Analysis of loop cache cost (LCC) is supposed to return an ordered vector of loops that reflects their optimal order in the loopnest based on cache locality (think of loop interchange, for example). The 1st loop in the vector should be placed as the outermost loop and the last loop should be placed as the innermost loop.
Motivation of this patch:
According to what we discussed in the last loopOptWG meeting, I've been improving LCC in various aspects. Currently LCC only considers estimating the number of cache lines that each loop accesses, and sorts the loops based on those numbers. This could result in inaccuracy, for exampe:
void foo(long n, long m, long o, int A[n][m][o]) { for (long j = 0; j < m; j++) for (long i = 0; i < n; i++) for (long k = 0; k < o; k++) A[2*i+3][2*j-4][2*k+7] = 1; }
Consider cache locality, for this loopnest we would like to place the i-loop as the outermost loop, the j-loop as the middle loop, and the k-loop as the innermost loop. In other words, the final resulting vector should be [i-loop, j-loop, k-loop]. However, what the current LCC returns is [j-loop, i-loop, k-loop], which is incorrect if we used it as the cost model for loop interchange.
The reason for the incorrect result is that LCC only considers the "cost" of each loop and would output the following (vector of sorted loops), and hence could not determine whether the i-loop and the j-loop should be placed as the outermost loop, since both have the same cost.
Loop 'for.j' has cost = 1000000 Loop 'for.i' has cost = 1000000 Loop 'for.k' has cost = 60000
Furthermore, consider the motivating test case in this patch https://reviews.llvm.org/D120386. I will soon post another LCC patch that enables delinearization for fixed-size arrays, by then LCC could estimate the cost for loops in that motivating case but would output an incorrect result, meaning LCC is unable to place each loop at an ideal position in the loopnest due to exactly the same reason I described.
What this patch proposes is an improvement for LCC: we not only consider the "cost" (estimated number of cache lines we access), but also consider the "stride" and sort the loops based on both "cost" and "stride". For the above loopnest, with this patch LCC would give the following result
Loop 'for.i' has cost = 1000000 and stride = 80000 Loop 'for.j' has cost = 1000000 and stride = 800 Loop 'for.k' has cost = 60000 and stride = 8,
and each loop is now placed in the ideal position.
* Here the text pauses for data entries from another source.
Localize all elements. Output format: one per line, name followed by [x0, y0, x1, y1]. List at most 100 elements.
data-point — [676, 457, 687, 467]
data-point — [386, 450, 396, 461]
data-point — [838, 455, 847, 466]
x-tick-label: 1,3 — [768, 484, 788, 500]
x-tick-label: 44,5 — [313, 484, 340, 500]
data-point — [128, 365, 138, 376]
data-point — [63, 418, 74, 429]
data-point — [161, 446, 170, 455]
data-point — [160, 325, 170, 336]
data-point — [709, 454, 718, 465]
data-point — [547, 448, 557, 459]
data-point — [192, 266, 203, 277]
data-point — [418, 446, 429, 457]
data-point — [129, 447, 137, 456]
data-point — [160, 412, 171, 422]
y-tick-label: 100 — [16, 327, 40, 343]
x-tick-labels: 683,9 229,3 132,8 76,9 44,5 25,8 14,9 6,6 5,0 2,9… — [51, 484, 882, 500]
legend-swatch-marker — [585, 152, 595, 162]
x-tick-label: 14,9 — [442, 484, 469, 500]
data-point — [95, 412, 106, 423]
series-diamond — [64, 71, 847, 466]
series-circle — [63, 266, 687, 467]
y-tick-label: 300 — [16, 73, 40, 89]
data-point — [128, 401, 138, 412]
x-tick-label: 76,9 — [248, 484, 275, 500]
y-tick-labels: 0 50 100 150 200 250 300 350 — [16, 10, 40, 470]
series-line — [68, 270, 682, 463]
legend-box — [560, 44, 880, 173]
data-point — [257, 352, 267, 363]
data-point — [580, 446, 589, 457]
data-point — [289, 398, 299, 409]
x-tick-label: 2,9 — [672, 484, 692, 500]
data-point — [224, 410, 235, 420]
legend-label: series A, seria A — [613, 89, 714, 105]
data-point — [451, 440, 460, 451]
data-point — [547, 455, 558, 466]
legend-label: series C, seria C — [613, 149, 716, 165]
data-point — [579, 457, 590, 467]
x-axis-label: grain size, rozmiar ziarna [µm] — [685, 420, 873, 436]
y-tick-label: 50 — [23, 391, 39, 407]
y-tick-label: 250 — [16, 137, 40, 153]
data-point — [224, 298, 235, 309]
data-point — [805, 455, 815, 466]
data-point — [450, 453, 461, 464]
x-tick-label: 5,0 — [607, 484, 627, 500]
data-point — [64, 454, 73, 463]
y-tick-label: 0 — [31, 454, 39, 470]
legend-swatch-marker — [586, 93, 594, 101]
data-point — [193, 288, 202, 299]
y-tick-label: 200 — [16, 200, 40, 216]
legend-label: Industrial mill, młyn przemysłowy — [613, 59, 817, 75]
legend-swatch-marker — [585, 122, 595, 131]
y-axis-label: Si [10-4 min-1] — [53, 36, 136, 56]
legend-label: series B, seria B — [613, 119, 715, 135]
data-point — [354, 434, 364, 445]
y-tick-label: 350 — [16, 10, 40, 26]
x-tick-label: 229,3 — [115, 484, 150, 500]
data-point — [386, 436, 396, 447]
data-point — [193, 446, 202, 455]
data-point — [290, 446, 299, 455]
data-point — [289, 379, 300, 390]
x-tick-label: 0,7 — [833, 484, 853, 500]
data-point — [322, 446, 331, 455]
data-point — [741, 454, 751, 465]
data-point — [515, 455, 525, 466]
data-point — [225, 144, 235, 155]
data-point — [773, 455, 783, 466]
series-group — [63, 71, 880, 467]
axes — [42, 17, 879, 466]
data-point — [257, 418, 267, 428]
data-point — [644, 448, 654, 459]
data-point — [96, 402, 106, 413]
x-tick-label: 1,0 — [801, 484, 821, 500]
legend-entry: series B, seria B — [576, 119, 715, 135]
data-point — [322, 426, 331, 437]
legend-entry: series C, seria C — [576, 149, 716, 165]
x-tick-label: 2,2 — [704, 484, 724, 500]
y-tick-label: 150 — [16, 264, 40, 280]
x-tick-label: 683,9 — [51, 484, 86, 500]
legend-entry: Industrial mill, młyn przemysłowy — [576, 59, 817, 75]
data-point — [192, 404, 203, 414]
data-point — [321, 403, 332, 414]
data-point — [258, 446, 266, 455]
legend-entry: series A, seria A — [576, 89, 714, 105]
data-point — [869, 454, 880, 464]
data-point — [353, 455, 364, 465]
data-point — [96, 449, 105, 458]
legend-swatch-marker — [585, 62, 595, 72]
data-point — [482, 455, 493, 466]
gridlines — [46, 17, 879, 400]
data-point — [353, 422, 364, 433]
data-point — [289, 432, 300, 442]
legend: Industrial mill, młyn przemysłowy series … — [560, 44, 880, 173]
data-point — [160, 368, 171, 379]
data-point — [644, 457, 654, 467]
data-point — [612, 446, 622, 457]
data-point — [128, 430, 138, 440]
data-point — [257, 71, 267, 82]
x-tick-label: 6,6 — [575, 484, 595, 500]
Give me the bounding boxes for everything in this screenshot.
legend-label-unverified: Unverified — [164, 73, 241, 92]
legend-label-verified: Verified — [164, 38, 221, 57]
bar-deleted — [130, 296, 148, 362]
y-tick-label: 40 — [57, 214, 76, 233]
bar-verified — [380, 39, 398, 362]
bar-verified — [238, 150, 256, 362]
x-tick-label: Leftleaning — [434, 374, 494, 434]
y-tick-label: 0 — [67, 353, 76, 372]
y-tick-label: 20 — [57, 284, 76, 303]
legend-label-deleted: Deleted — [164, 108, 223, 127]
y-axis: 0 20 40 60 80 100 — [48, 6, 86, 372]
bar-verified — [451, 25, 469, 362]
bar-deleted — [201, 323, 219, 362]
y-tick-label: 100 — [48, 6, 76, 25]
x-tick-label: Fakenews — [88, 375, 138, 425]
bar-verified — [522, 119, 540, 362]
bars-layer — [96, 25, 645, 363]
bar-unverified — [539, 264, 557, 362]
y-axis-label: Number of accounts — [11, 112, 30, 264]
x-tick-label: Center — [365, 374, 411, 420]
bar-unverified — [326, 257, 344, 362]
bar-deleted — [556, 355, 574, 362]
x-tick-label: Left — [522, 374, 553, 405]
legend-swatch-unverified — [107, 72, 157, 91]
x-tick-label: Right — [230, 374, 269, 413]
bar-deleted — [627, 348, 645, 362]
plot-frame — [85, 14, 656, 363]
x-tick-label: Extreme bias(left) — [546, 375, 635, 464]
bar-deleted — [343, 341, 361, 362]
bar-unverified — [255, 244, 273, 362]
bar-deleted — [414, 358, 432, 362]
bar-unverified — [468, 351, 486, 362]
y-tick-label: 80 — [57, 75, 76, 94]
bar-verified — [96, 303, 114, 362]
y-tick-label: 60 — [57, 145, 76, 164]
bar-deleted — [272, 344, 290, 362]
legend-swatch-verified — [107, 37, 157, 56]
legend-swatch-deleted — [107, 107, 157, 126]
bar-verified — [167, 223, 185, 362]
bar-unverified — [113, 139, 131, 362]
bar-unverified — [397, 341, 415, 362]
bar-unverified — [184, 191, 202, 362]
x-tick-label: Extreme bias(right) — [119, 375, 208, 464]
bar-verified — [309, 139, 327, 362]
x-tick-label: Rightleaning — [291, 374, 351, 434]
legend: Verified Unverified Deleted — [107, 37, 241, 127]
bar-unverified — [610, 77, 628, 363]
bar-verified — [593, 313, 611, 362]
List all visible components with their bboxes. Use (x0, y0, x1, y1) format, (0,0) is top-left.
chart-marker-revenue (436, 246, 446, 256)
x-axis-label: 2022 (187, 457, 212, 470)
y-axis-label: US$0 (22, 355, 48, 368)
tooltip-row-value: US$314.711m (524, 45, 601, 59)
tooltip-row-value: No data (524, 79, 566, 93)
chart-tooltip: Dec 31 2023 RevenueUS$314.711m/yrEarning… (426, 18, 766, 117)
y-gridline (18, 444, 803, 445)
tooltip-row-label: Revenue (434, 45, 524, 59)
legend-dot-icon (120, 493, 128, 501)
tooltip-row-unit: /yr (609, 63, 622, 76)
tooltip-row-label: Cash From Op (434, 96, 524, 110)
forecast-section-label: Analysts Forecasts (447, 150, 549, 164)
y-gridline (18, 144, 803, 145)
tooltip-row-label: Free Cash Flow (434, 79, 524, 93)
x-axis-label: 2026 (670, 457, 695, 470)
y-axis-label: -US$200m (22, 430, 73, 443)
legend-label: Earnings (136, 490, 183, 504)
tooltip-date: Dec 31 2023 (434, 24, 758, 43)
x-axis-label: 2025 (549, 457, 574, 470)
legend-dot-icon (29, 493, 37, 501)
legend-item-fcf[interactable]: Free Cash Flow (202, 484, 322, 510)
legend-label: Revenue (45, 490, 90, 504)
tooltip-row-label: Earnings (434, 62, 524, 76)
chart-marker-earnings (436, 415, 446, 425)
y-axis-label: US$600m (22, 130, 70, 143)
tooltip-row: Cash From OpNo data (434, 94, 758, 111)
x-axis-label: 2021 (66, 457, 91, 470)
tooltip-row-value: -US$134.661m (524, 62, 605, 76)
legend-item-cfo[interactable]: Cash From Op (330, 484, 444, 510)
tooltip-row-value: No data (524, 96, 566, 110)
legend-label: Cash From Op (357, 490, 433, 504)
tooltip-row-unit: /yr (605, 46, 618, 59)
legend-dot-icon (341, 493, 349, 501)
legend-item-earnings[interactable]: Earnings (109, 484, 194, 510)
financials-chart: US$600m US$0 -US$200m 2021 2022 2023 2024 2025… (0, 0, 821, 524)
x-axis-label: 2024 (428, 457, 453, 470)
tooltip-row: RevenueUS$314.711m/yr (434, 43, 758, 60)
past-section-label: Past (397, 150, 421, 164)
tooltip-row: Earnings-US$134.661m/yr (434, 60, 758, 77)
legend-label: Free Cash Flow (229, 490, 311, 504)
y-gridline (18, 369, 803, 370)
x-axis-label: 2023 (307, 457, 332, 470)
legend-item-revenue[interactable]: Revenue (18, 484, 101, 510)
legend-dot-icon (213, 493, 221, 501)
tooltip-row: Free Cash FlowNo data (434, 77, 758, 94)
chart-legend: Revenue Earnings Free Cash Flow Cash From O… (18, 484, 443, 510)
Note that in this example since the array is a parametric-sized array, currently LCC uses DefaultTripCount as an estimate of trip counts which is the reason for those "cost" numbers. Therefore we did the same for estimating "stride" numbers in this patch -- the actual strides for loops i, j, k are 8*m*o, 8*o, 8, respectively, and their corresponding estimations are 80000, 800 and 8, according to DefaultTripCount.
Could you please make it more clear how this test is different from the one above (ie add a comment to say that this is testing to make sure the analysis prints the loops in the expected order despite the original loop nest being in suboptimal order)?